Lecture #4B

[lundi 24 mai 2004]

IL EST TOMBÉ. Il en a pris pour un an. Tante Zohra est dégoûtée de la vie. Elle a surtout très peur de son mari le vieux fou quand il va rentrer du pays le mois prochain. Réda et Hamza, ses deux autres fils, ils sont en chute libre à l’école et ils se battent avec les mecs de leur âge au quartier parce qu’ils se font souvent traiter de bâtards vu que leur père n’est pratiquement jamais là. Pour Youssef, c’est la case prison et même s’il s’est souvent moqué de moi, il méritait vraiment pas de perdre un an de sa vie aussi bêtement.

    C’est comme Hamoudi. Après la prison, il a fait de l’ intérim et plein de petits boulots de merde, aussi galères les uns que les autres. Il a jamais vraiment réussi à se rattraper depuis. Maintenant, il vit du deal et peut pas mener une vie normale. La retraite et la Sécu spécial dealer, ça existe pas encore. En tout cas, j’aurais jamais imaginé que ça puisse arriver à Youssef. Une voyante me l’aurait dit il y a quelques mois, je l’aurais pas crue.

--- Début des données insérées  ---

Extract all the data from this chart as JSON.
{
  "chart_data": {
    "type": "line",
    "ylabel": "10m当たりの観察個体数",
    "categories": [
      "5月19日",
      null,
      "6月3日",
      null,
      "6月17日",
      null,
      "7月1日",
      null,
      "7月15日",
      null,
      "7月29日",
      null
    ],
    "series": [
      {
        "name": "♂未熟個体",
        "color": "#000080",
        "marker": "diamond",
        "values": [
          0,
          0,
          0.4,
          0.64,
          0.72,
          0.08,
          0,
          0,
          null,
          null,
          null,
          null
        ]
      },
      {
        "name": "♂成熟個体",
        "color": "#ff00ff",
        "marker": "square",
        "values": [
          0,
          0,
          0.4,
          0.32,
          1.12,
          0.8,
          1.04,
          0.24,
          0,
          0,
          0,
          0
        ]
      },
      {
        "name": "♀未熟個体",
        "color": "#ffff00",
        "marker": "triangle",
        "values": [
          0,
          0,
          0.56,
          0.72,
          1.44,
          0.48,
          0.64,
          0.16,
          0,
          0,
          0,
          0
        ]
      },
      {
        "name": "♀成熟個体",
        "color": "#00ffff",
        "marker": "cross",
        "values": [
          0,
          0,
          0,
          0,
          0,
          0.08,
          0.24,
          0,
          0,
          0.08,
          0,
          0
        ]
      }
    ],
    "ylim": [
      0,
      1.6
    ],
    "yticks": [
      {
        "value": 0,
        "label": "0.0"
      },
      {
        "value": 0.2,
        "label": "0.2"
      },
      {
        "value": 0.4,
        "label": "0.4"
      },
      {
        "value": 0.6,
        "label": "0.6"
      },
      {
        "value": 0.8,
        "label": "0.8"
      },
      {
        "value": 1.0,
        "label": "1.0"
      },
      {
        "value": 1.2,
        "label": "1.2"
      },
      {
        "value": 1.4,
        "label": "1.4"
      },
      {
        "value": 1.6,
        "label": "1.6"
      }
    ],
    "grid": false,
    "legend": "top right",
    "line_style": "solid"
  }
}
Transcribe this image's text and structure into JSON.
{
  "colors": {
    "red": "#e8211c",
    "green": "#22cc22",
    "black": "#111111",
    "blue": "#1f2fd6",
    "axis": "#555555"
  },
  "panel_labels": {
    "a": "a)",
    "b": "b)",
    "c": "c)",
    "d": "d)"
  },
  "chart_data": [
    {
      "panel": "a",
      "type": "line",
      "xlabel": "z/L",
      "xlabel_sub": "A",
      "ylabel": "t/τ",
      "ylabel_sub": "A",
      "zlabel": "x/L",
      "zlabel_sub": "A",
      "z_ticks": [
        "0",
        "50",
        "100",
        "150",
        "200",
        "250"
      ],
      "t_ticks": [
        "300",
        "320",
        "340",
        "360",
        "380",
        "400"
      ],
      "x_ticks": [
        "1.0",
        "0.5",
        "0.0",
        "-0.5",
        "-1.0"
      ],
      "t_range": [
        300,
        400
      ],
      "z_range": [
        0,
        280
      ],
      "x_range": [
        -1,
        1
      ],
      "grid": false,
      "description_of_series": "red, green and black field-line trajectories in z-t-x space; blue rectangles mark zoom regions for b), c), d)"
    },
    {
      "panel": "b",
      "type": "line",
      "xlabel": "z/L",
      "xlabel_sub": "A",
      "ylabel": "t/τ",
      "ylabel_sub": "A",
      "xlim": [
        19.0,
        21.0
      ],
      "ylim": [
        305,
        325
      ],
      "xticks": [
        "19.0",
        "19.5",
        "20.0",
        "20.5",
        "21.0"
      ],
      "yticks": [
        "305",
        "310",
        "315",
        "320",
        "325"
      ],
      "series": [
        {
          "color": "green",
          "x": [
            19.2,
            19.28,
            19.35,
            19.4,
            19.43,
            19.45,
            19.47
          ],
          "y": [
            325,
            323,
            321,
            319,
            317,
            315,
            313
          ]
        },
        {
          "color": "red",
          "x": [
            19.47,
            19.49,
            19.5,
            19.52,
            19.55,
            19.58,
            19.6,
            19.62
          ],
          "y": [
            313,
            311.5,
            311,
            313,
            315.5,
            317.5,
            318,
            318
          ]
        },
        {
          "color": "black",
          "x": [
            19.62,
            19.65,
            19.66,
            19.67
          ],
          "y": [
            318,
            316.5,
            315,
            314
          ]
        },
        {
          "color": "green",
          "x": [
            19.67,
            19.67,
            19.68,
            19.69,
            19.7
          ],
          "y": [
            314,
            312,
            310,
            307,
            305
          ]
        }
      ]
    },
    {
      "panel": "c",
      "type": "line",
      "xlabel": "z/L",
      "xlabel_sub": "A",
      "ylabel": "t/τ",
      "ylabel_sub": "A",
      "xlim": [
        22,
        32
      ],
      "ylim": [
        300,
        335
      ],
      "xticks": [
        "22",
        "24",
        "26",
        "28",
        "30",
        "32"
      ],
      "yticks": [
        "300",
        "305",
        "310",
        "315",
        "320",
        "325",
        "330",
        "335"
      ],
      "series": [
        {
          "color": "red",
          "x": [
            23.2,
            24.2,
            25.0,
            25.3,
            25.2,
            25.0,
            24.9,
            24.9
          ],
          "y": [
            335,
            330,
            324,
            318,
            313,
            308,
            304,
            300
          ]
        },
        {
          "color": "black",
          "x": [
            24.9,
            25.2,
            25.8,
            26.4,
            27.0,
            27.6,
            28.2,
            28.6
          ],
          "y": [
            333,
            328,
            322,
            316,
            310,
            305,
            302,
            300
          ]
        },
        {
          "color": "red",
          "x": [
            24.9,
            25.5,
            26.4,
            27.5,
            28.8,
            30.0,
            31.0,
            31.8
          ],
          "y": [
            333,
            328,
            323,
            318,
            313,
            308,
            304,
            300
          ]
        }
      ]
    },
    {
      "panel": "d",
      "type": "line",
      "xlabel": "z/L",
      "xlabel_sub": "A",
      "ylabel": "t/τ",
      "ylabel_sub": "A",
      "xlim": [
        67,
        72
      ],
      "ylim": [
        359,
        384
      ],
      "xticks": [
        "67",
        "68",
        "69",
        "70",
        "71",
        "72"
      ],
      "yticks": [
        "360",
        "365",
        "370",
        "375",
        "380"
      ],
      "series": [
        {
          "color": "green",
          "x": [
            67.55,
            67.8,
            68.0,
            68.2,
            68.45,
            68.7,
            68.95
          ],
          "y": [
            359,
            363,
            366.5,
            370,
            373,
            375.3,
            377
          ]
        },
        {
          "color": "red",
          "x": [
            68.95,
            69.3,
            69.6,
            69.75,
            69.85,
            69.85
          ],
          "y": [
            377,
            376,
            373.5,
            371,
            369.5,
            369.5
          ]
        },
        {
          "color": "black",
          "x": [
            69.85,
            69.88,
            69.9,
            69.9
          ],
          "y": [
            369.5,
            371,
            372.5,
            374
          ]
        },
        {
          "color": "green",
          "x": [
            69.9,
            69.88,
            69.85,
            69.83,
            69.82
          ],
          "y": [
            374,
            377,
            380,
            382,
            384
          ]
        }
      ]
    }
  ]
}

    Ma mère m’a raconté qu’au pays, quand elle était encore chez ses parents, sa tante et une voisine l’ont emmenée chez une voyante. Tout le monde s’inquiétait parce que Maman refusait de se marier. La voyante lui avait dit que l’homme qui lui était destiné allait venir la chercher de l’autre côté de la mer et que c’était un homme qui travaillait la terre et la pierre. En fait, c’était juste mon père. C’est vrai : il est venu la chercher de l’autre côté de la mer, de France ; et en bateau parce que ça coûtait moins cher que l’avion. C’est vrai aussi qu’il travaillait avec la terre et la pierre puisque, à l’époque, il était dans le BTP, bâtiment travaux publics. Sauf que la voyante, elle a un peu oublié de lui raconter comment ça allait se finir. Ces gens-là te disent que ce que tu veux entendre.…

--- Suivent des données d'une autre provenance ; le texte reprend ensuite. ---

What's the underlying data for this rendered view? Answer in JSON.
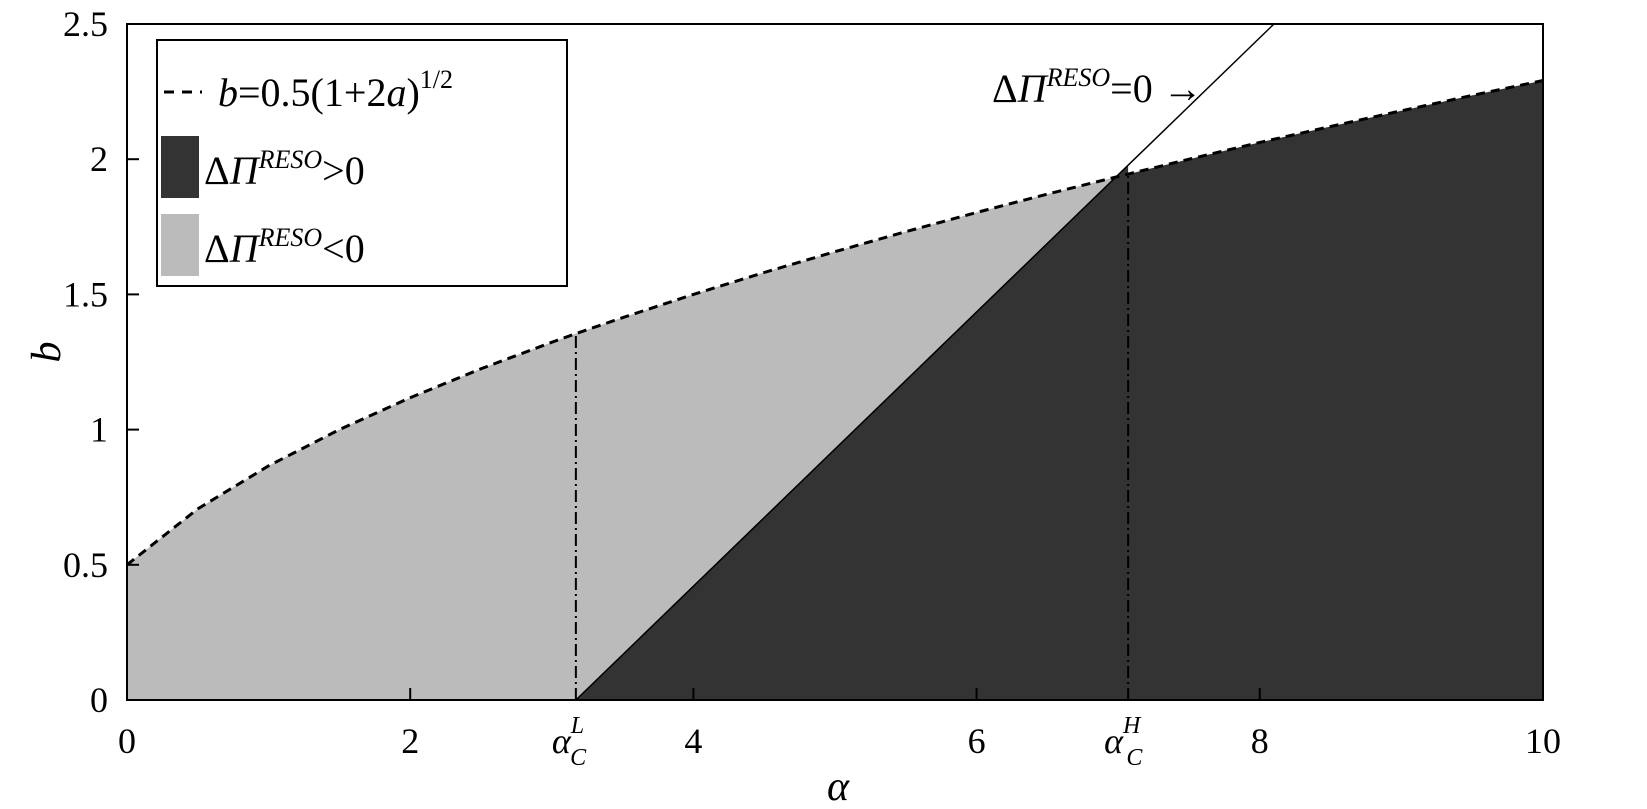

    Maman a commencé sa nouvelle formation. Ça lui plaît bien à ce qu’ elle me raconte. Elle a même déjà sympathisé avec deux autres femmes : une Marocaine de Tanger et une grand-mère normande qui s’appelle « Jéquiline ». J’ai supposé que c’était Jacqueline, la formatrice. Je me rends compte que ma mère est quelqu’un de sociable, contrairement à moi. Quand j’étais petite et que Maman m’emmenait au bac à sable, aucun enfant ne voulait jouer avec moi. J’appelais ça « le bac à sable des Français », parce qu’il se trouvait au cœur de la zone pavillonnaire et qu’il y avait surtout des familles d’origine française qui y habitaient. Une fois, ils faisaient tous une ronde et ils ont refusé de me donner la main parce que c’était le lendemain de l’aïd, la fête du Mouton, et que Maman m’avait mis du henné sur la paume de la main droite. Ces petites têtes à claques croyaient que j’étais sale.

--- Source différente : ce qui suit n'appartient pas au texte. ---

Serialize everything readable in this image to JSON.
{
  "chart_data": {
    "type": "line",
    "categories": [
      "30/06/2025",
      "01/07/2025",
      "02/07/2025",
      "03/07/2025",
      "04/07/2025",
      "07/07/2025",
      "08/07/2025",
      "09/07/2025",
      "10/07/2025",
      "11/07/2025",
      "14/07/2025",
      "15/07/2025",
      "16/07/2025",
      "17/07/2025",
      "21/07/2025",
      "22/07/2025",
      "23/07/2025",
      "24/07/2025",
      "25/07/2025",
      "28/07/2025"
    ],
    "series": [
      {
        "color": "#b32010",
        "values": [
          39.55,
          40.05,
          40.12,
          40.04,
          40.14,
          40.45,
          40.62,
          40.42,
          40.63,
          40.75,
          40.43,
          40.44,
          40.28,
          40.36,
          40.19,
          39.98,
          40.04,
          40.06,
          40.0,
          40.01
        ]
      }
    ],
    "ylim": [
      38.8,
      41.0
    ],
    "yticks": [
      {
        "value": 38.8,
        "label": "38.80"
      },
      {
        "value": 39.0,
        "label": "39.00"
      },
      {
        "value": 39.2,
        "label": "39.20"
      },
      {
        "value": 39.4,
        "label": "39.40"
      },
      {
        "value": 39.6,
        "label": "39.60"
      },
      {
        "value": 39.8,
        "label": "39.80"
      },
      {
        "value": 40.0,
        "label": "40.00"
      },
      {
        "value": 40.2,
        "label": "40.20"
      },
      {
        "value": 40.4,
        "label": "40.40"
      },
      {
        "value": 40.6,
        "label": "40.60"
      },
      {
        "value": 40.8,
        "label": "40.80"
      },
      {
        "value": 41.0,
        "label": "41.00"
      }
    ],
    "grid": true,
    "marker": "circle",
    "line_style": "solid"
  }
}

    Ils n’avaient rien compris à la mixité sociale et au mélange des cultures. En même temps, c’est pas vraiment de leur faute. Il y a quand même une séparation bien marquée entre la cité du Paradis où j’habite et la zone pavillonnaire Rousseau. Des grillages immenses qui sentent la rouille tellement ils sont vieux et un mur de pierre tout le long. Pire que la ligne Maginot ou le mur de Berlin. Sur la façade du côté de la cité, y a plein de tags, des dessins et des affiches de concerts et soirées orientales diverses, des graffitis à la gloire de Saddam Hussein ou de Che Guevara, des marques de patriotisme, « Viva Tunisia », « Sénégal représente », et même des phrases extraites de chansons de rap à coloration philosophique. Mais moi, ce que je préfère sur le mur, c’est un vieux dessin qui est là depuis longtemps, bien avant l’ascension du rap ou le début de la guerre en Irak. Il représente un ange menotté avec une croix rouge sur la bouche.